Typically for both men and women once they have a family most of their efforts will go towards that rather than any lofty goals as their priorities change once they have a child.
> Meanwhile, the rest of us slave away at our jobs like cattle
Dehumanizing, isn't it? Working hard to contribute to society while these people accumulate 10, 100, 1000 times our yearly salaries in seconds by playing some market. The world we live in is so absurd, it's such a joke.
>We still have stark class divisions between people who make the majority of their money from capital ownership and people who have to work to survive.
It is true that there are divisions, but anyone can now participate in the acquisition of wealth and resources. You can save and reinvest until you attain your goals in life but most people are engaged in the consumption of capital goods such that even if they wanted to set up a small business, it gets to be increasingly difficult.
I also don't look at it in the sense that people HAVE to work to earn a living, I see it as people GET to work to earn a living. Your entire outlook on work is flawed and needs to be reevaluated. Work is good. Work allows us to eat, get shelter, clothing and move civilisation forward while at it.
> But the problem isn’t that we have inequality. Some inequality is intrinsic to any high-functioning capitalist economy. The problem is that inequality is at historically high levels and getting worse every day.
As long as people keep getting this so badly wrong the problem, whatever it is, is never going to be fixed. Really I just call on people to stop using the wrong language and try to articulate detectable problems.
If you look out the window of your car (or house) and see homeless people (or mobs) - that isn't inequality. If all the homeless people had houses or all the mobers a comfortable life, the amount of inequality would be about the same as it is now. Inequality as measured is all but undetectable in the real world. I have no idea how unequal I am to the people who I see every day - and none of my readers on HN do either unless they've spent a few hours poring over some very dry statistical compendiums.
The problem is much more likely that the link between productive work and reward has been completely severed for more than 40 years [0]. If being productive reliably led to being rewarded there would be many less problems. The people being rewarded aren't the people who are producing results. Go look at the late 60s and early 70s to figure out what changed.
Slavery and drudgery are not what make work meaningful or meaningless.
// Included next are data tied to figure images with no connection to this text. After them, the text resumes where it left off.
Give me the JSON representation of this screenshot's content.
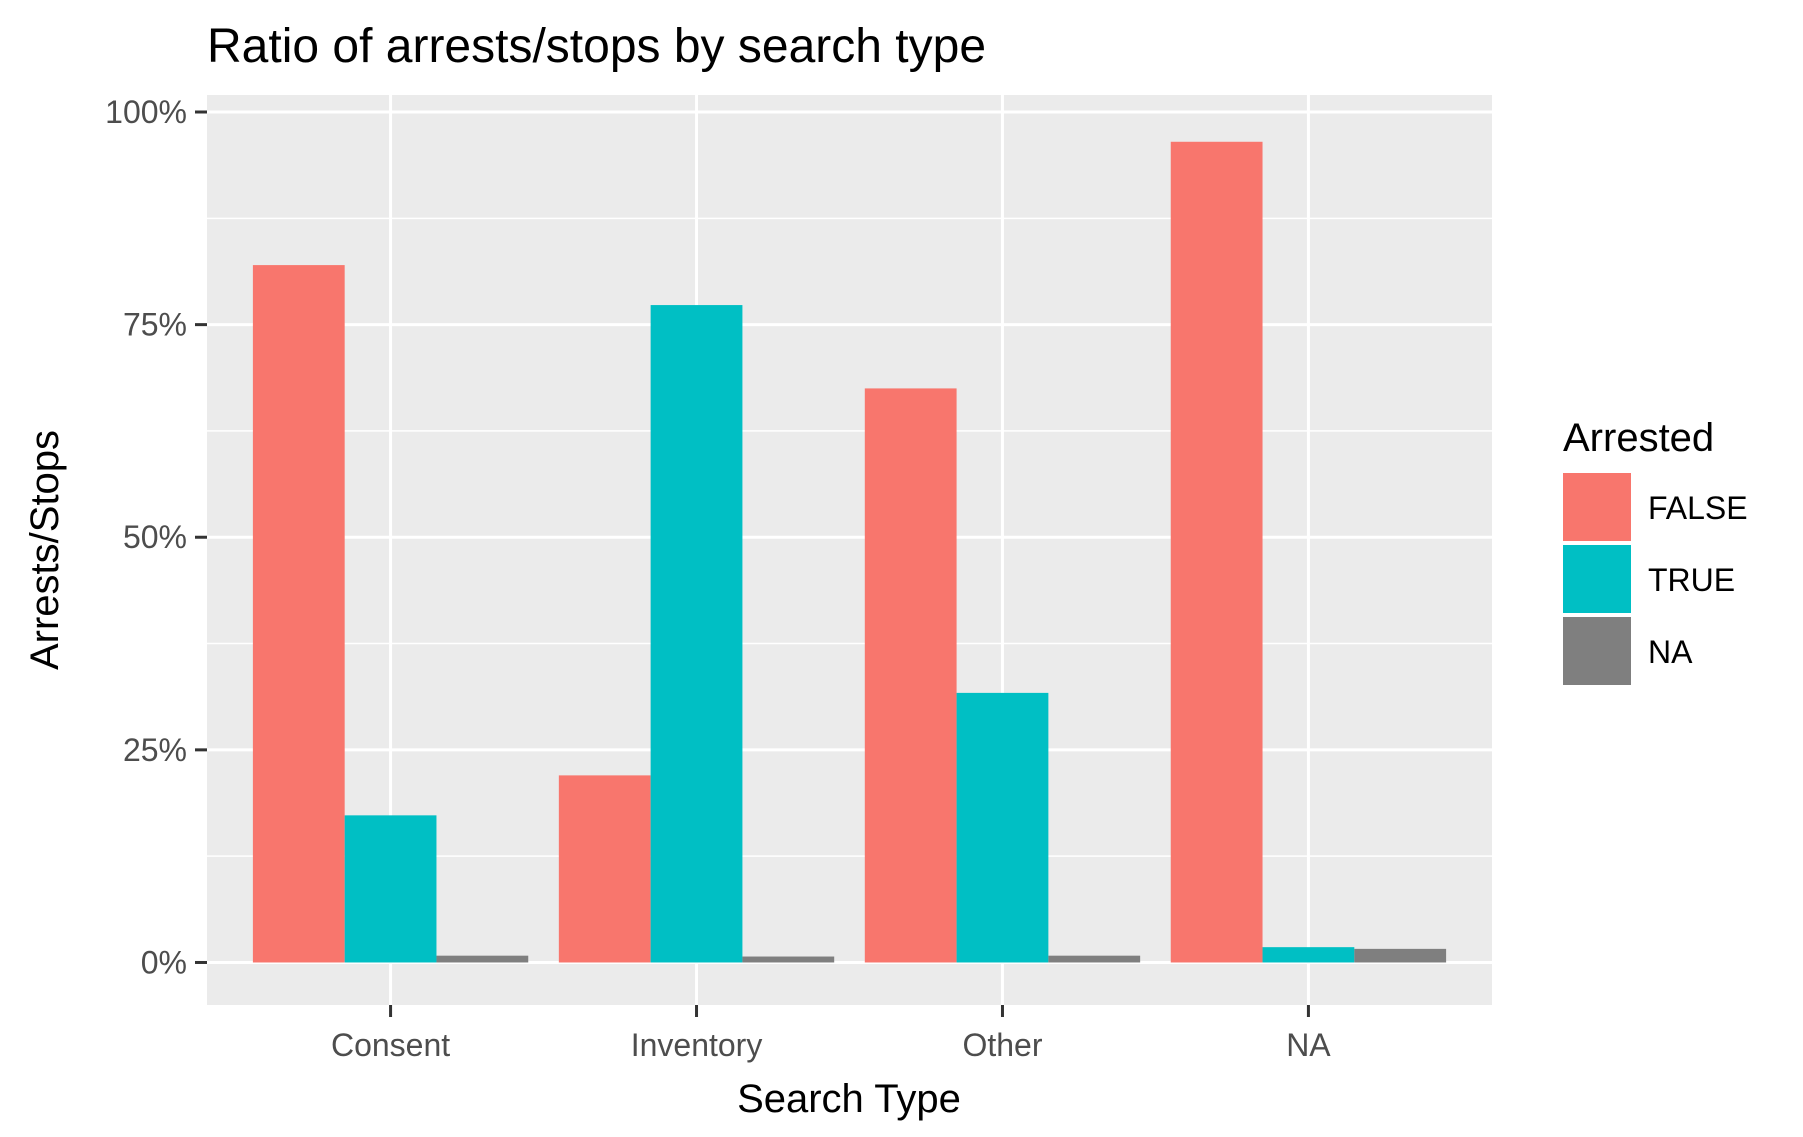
{
  "chart_data": {
    "type": "bar",
    "title": "Ratio of arrests/stops by search type",
    "xlabel": "Search Type",
    "ylabel": "Arrests/Stops",
    "categories": [
      "Consent",
      "Inventory",
      "Other",
      "NA"
    ],
    "series": [
      {
        "name": "FALSE",
        "color": "#F8766D",
        "values": [
          0.82,
          0.22,
          0.675,
          0.965
        ]
      },
      {
        "name": "TRUE",
        "color": "#00BFC4",
        "values": [
          0.173,
          0.773,
          0.317,
          0.018
        ]
      },
      {
        "name": "NA",
        "color": "#7F7F7F",
        "values": [
          0.008,
          0.007,
          0.008,
          0.016
        ]
      }
    ],
    "ylim": [
      -0.05,
      1.02
    ],
    "y_ticks": [
      0,
      0.25,
      0.5,
      0.75,
      1.0
    ],
    "y_tick_labels": [
      "0%",
      "25%",
      "50%",
      "75%",
      "100%"
    ],
    "legend_title": "Arrested",
    "legend_position": "right",
    "grid": true,
    "panel_color": "#EBEBEB"
  }
}
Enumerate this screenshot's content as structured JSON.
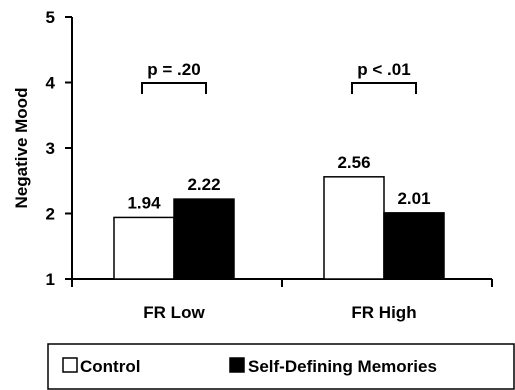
{
  "chart_data": {
    "type": "bar",
    "ylabel": "Negative Mood",
    "xlabel": "",
    "ylim": [
      1,
      5
    ],
    "yticks": [
      1,
      2,
      3,
      4,
      5
    ],
    "categories": [
      "FR Low",
      "FR High"
    ],
    "series": [
      {
        "name": "Control",
        "values": [
          1.94,
          2.56
        ],
        "color": "#ffffff"
      },
      {
        "name": "Self-Defining Memories",
        "values": [
          2.22,
          2.01
        ],
        "color": "#000000"
      }
    ],
    "value_labels": [
      [
        "1.94",
        "2.56"
      ],
      [
        "2.22",
        "2.01"
      ]
    ],
    "annotations": [
      "p = .20",
      "p < .01"
    ],
    "legend_position": "bottom",
    "grid": false
  }
}
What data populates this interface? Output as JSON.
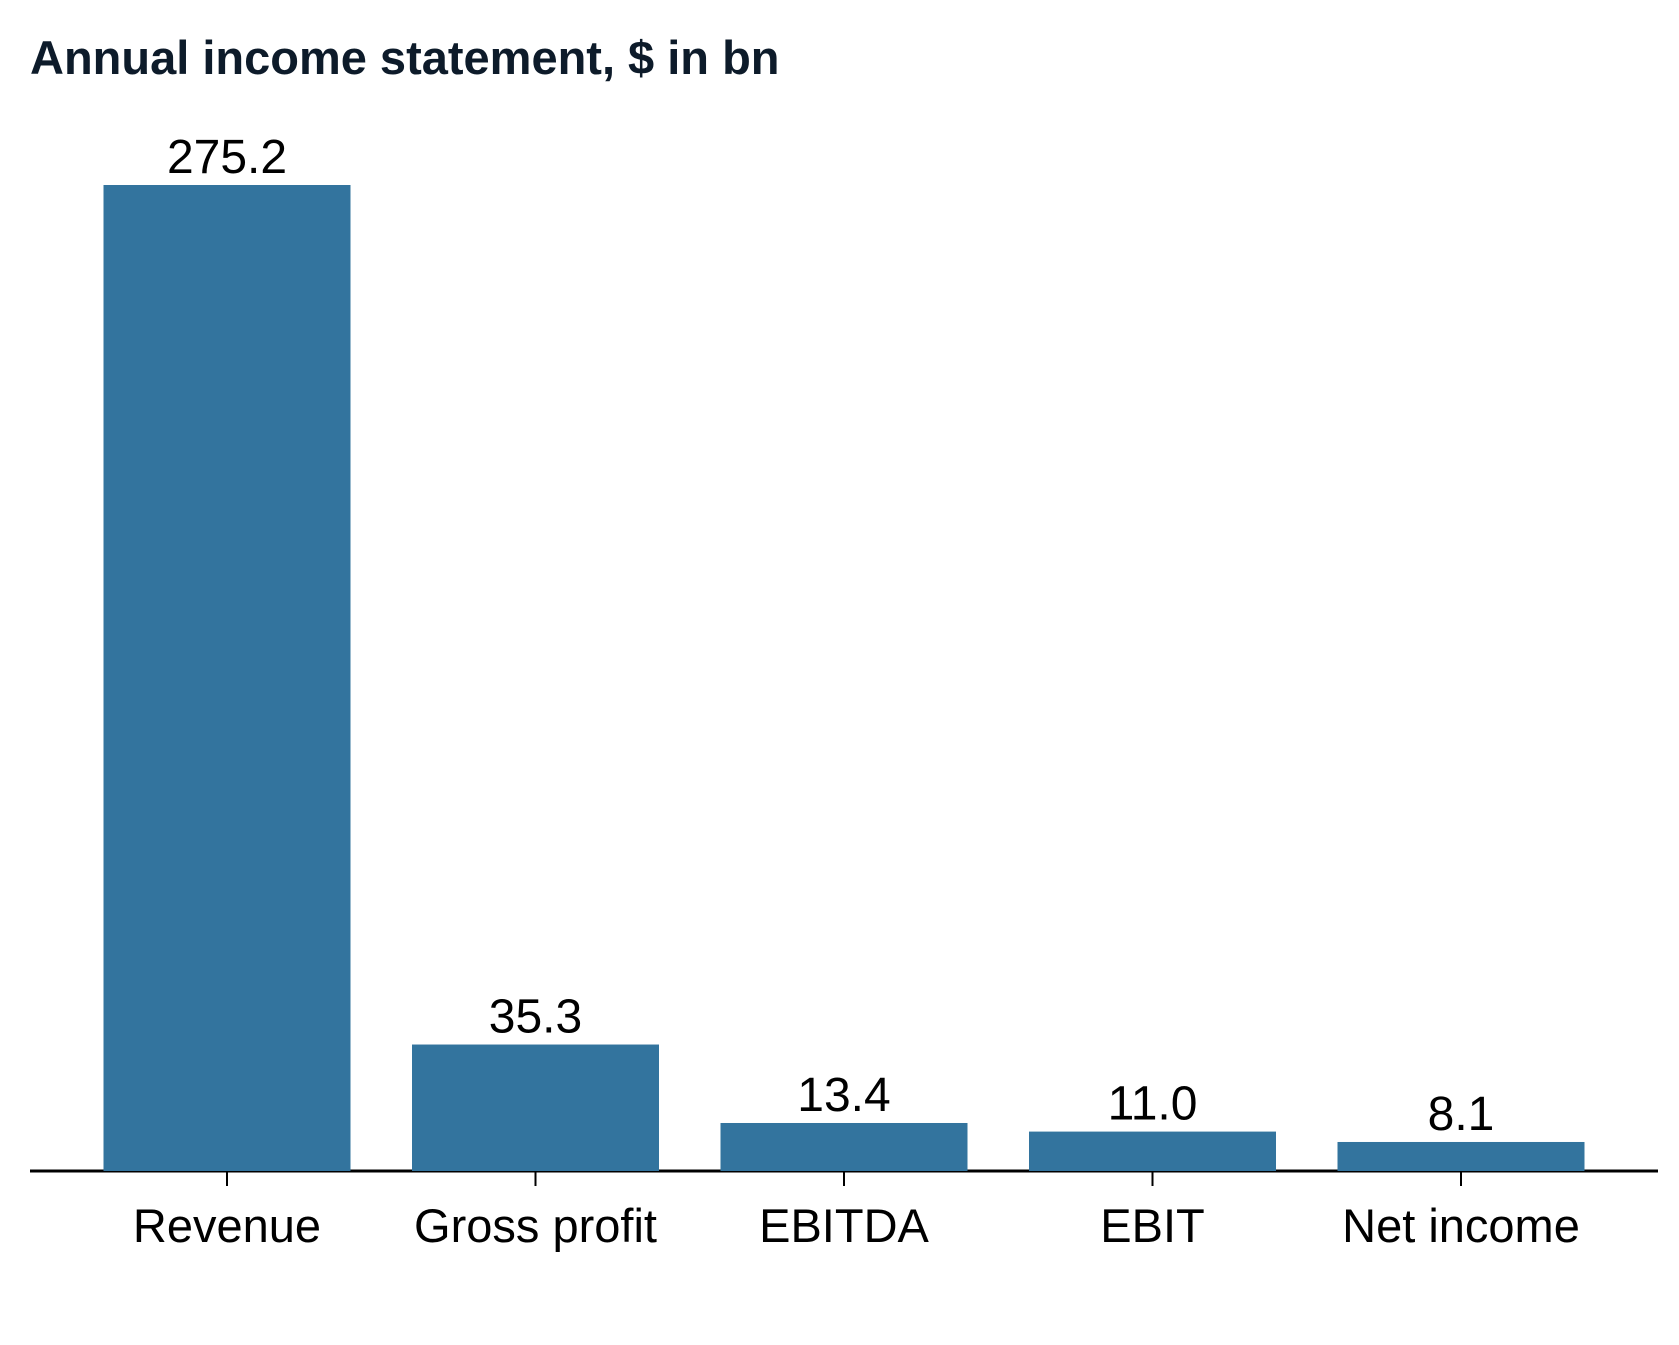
{
  "chart_data": {
    "type": "bar",
    "title": "Annual income statement, $ in bn",
    "categories": [
      "Revenue",
      "Gross profit",
      "EBITDA",
      "EBIT",
      "Net income"
    ],
    "values": [
      275.2,
      35.3,
      13.4,
      11.0,
      8.1
    ],
    "value_labels": [
      "275.2",
      "35.3",
      "13.4",
      "11.0",
      "8.1"
    ],
    "color": "#33749e"
  }
}
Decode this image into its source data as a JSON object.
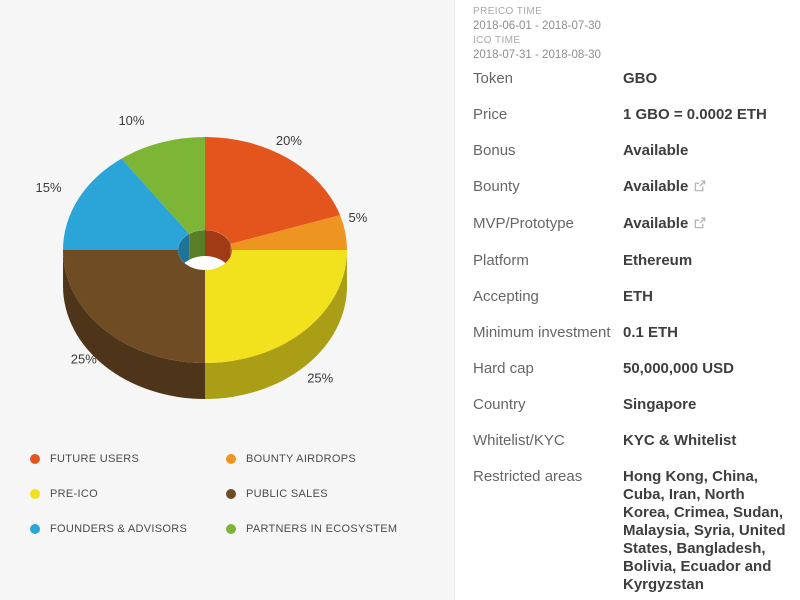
{
  "panel_colors": {
    "left_background": "#f6f6f6",
    "right_background": "#ffffff",
    "label_gray": "#666666",
    "value_dark": "#3e3e3e",
    "time_label_gray": "#a7a7a7",
    "time_value_gray": "#8e8e8e",
    "link_icon_gray": "#b6b6b6"
  },
  "ico_times": {
    "preico_label": "PREICO TIME",
    "preico_value": "2018-06-01 - 2018-07-30",
    "ico_label": "ICO TIME",
    "ico_value": "2018-07-31 - 2018-08-30"
  },
  "icons": {
    "external_link": "external-link-icon"
  },
  "details": {
    "rows": [
      {
        "label": "Token",
        "value": "GBO",
        "external_link": false
      },
      {
        "label": "Price",
        "value": "1 GBO = 0.0002 ETH",
        "external_link": false
      },
      {
        "label": "Bonus",
        "value": "Available",
        "external_link": false
      },
      {
        "label": "Bounty",
        "value": "Available",
        "external_link": true
      },
      {
        "label": "MVP/Prototype",
        "value": "Available",
        "external_link": true
      },
      {
        "label": "Platform",
        "value": "Ethereum",
        "external_link": false
      },
      {
        "label": "Accepting",
        "value": "ETH",
        "external_link": false
      },
      {
        "label": "Minimum investment",
        "value": "0.1 ETH",
        "external_link": false
      },
      {
        "label": "Hard cap",
        "value": "50,000,000 USD",
        "external_link": false
      },
      {
        "label": "Country",
        "value": "Singapore",
        "external_link": false
      },
      {
        "label": "Whitelist/KYC",
        "value": "KYC & Whitelist",
        "external_link": false
      },
      {
        "label": "Restricted areas",
        "value": "Hong Kong, China, Cuba, Iran, North Korea, Crimea, Sudan, Malaysia, Syria, United States, Bangladesh, Bolivia, Ecuador and Kyrgyzstan",
        "external_link": false
      }
    ]
  },
  "chart_data": {
    "type": "pie",
    "style": "3d-donut",
    "title": "",
    "unit": "%",
    "start_angle": "top",
    "direction": "clockwise",
    "legend_position": "bottom",
    "legend_columns": 2,
    "grid": false,
    "slices": [
      {
        "label": "FUTURE USERS",
        "value": 20,
        "color": "#e4551e"
      },
      {
        "label": "BOUNTY AIRDROPS",
        "value": 5,
        "color": "#ee9421"
      },
      {
        "label": "PRE-ICO",
        "value": 25,
        "color": "#f2e21e"
      },
      {
        "label": "PUBLIC SALES",
        "value": 25,
        "color": "#6f4c23"
      },
      {
        "label": "FOUNDERS & ADVISORS",
        "value": 15,
        "color": "#2ba4d8"
      },
      {
        "label": "PARTNERS IN ECOSYSTEM",
        "value": 10,
        "color": "#7db636"
      }
    ],
    "data_labels": [
      "20%",
      "5%",
      "25%",
      "25%",
      "15%",
      "10%"
    ]
  }
}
>I think people need to learn some real expectations of what work means and perhaps to read Studs Turkel's Working before they get to complain about their cush white collar jobs being these horrible things.
As someone who's work in factories, grain elevators, grocery, retail, and currently work in software development I can tell you the meaningless of modern work is the same regardless of the drudgery involved. The fact you equate drudgery with meaningless work shows you have no clue as to how the working classes operate (being that I come from the working class I have some insights to impart here so I'll try to be patient with you). What makes work meaningless for the vast majority of humans is the total lack of control or the inability to perceive the end goal (ex. a factory assembler who'll never see the final product or that they have no say what the product should be or even if it's worthwhile to produce it).
The lack of goals or any kind of connection to our work is what drives many people to quit or change jobs regardless of whether it's in an office or in a kitchen or on a factory line. Churn happens because people are intentionally left to be nothing more than trained animal in their task. Punch in, make quota, punch out. And repeat, forever. So, I'm not exactly sure what part of the physical comfort matters when the psychological deprivation weighs as hard as a herniated disk does on a laborer (I know both have similar impact thanks to my mother). And I can say that both physical and psychological pains and deprivations are hell from my own experiences. It's not to say that gilded cages aren't pretty but they're still cages.